Reserve Bank Governor Raghuram Rajan today hinted that RBI may increase interest rate to check price rise at the second quarter monetary policy review tomorrow, citing urgency to anchor inflationary expectations as reported by Economic Times
“With the normalisation of exceptional monetary measures under way, incremental calibration will be shaped by changes in the growth-inflation balance, keeping macroeconomic stability in consideration,” he said in the Macroeconomic and Monetary Developments report on the eve of the policy announcement.
However, the report adds, “Macroeconomic risks still exist with some upward pressure oninflation and the possibility of fiscal slippage, thus posing new challenges.”
Acknowledging that growth has dipped below potential, Rajan said a revival will require “complementary monetary, fiscal and regulatory policies,” apart from increasing fuel prices to contain demand, productivity enhancement and quick project implementation.
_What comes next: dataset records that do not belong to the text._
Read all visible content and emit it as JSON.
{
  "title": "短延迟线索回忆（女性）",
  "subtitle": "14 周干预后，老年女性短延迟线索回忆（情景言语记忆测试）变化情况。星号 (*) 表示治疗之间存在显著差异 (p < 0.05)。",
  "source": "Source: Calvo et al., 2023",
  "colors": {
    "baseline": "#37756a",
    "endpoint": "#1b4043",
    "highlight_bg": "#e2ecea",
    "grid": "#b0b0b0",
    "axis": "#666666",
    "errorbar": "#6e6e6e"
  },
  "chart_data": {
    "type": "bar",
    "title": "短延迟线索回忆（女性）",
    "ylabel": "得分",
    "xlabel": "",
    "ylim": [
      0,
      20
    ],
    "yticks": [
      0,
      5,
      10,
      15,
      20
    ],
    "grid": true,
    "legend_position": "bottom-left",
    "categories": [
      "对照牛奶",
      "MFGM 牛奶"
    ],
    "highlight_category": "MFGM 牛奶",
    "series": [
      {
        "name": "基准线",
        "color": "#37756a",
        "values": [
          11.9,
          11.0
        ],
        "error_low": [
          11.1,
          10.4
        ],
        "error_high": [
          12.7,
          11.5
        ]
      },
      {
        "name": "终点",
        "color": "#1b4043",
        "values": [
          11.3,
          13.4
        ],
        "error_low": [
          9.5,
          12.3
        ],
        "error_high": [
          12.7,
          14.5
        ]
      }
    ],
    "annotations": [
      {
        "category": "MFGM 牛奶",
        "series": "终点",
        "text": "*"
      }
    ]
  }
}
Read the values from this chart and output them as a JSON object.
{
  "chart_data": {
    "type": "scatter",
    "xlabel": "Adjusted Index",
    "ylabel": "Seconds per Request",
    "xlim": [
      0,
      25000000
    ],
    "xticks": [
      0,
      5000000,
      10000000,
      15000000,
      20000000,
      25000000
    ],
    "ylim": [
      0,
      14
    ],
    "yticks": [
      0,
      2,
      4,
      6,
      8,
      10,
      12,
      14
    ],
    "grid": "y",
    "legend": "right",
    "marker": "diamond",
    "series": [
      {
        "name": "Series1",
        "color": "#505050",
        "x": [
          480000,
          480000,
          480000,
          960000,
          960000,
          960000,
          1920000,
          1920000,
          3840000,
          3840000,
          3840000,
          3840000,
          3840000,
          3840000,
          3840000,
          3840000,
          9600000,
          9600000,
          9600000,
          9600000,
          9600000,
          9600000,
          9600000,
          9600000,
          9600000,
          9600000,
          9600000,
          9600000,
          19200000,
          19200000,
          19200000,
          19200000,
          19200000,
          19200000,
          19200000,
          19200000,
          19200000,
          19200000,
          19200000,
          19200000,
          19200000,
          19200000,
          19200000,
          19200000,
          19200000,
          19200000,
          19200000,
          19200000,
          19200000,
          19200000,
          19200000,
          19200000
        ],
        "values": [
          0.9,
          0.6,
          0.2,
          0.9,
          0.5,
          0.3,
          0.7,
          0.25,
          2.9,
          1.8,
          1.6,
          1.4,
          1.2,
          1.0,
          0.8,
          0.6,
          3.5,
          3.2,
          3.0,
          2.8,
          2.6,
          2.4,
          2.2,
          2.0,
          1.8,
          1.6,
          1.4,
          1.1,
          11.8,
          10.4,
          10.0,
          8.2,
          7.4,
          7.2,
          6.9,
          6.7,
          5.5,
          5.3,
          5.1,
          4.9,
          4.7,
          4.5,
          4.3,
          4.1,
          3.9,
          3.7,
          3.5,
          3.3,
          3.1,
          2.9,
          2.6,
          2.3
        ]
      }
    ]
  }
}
The report said “we can expect a modest recovery in growth in the second half on good monsoon, and an uptick in exports and industrial production.”
Rajan, who took over as head of the central bank last month, warned that there is a risk of fiscal slippage due to the widening revenue deficit and high capital expenditure by the government in the first half, which has exhausted over 74.6 per cent of the fiscal deficit target already.
An RBI study of professional forecasters said the average WPI inflation will climb up to 6 per cent from the earlier median expectation of 5.3 per cent, while on the growth front, they reduced the projection for the current fiscal to 4.8 per cent from 5.7 per cent earlier.